Les massacres de la population allemande a anéanti « 80 pourcent de toutes les villes allemandes comptant plus de 100 000 habitants ». Les attaques aériennes alliées déversèrent, sur ces populations civiles, « 40 000 tonnes de bombes en 1942, 120 000 tonnes en 1943, 650 000 tonnes en 1944 et, dans les quatre derniers mois de la guerre en 1945, de nouveau 500 000 tonnes », dixit le Welt du 11.2.1995.
Winston Churchill : « Je ne vous demande pas de faire des propositions sur comment on peut détruire les objectifs vitaux pour la guerre dans la région de Dresde, je veux qu’on me donne les moyens de griller les 600 000 réfugiés venant de Breslau qui se trouvent à Dresde. » (cité par David Irving)
Au lendemain des bombardements, Churchill envoyait ses avions rase-mottes faucher les femmes et enfants survivants qui fuyaient sur les berges de l’Elbe.
« S’il le faut, nous espérons que chaque maison pourra être détruite dans chaque ville allemande. »
« Vous devez comprendre que cette guerre n’est pas dirigée contre Hitler ni contre le national-socialisme, mais contre la force du peuple allemand, que nous voulons briser à tout jamais.
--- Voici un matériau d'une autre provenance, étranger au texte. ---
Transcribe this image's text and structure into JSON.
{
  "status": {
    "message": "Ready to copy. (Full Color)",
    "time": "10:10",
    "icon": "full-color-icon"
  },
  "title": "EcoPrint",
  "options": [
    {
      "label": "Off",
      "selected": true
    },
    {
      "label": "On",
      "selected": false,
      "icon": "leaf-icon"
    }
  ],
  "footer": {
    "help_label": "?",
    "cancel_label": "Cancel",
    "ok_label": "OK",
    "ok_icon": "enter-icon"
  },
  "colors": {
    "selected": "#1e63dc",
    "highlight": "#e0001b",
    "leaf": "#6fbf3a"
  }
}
Peu importe qu’elle soit dans les mains d’Hitler ou d’un prêtre jésuite ! », propos de Churchill rapportés par Emrys Hugues.
Les principales villes martyres sont : Kiel, Lübeck, Neumünster, Stralsund, Bremerhaven, Emden, Wilhelmshaven, Hambourg, Neubrandenburg, Neustrelitz, Prenzlau, Brême, Hanovre, Rheine, Osnabrück, Hildesheim, Braunschweig, Magdebourg, Berlin, Potsdam, Francfort-sur-l’Oder, Bocholt, Munster, Wesel, Dortmund, Hamm, Soest, Krefeld, Mönchengladbach, Düsseldorf, Aix-la-Chapelle, Düren, Clèves, Emmerich, Bonn, Cologne, Siegen, Coblence, Trêve, Bingen, Bad Kreuznach, Mayence, Worms, Kaiserslautern, Pirmasens, Karlsruhe, Pforzheim, Stuttgart, Fribourg, Friedrichshafen, Ulm, Munich, Augsbourg, Straubing, Heilbronn, Nuremberg, Ingolstadt, Bayreuth, Mannheim, Ludwigshafen, Darmstadt, Offenbach, Hanau, Francfort, Gießen, Schweinfurt, Wurtzbourg, Gießen, Kassel, Nordhausen, Mersebourg, Leipzig, Chemnitz, Dresde, Eilenburg, Halberstadt, Gelsenkirchen, Oberhausen, Witten, Essen, Duisbourg, Hagen, Wuppertal, Solingen, Neuß, Remscheid, Brilon, Aschaffenbourg, Swinemünde.
La France − et la Normandie en particulier − a également subi la stratégie des bombardements intensifs meurtrière pour les populations civiles et destructrice du patrimoine architectural et artistique. Stratégie mise en œuvre dès 1942.
Avec environ 75 000 victimes – dont 50 000 pour la seule Normandie – et 550 000 tonnes de bombes déversées (soit 20 % des bombardements alliés), la France a été, après l’Allemagne, le deuxième pays le plus touché par les bombardements alliés de 1940 à 1945 sur le Front de l’Ouest. C’est donc une France en partie détruite par leur aviation que les Alliés vont libérer.
La France vaincue est occupée par les armées allemandes qui mettent la main sur les points stratégiques, usines, centrales électriques, centres administratifs, réseaux ferroviaires, nœuds de communication et bases navales qui deviennent alors des objectifs des bombardements alliés.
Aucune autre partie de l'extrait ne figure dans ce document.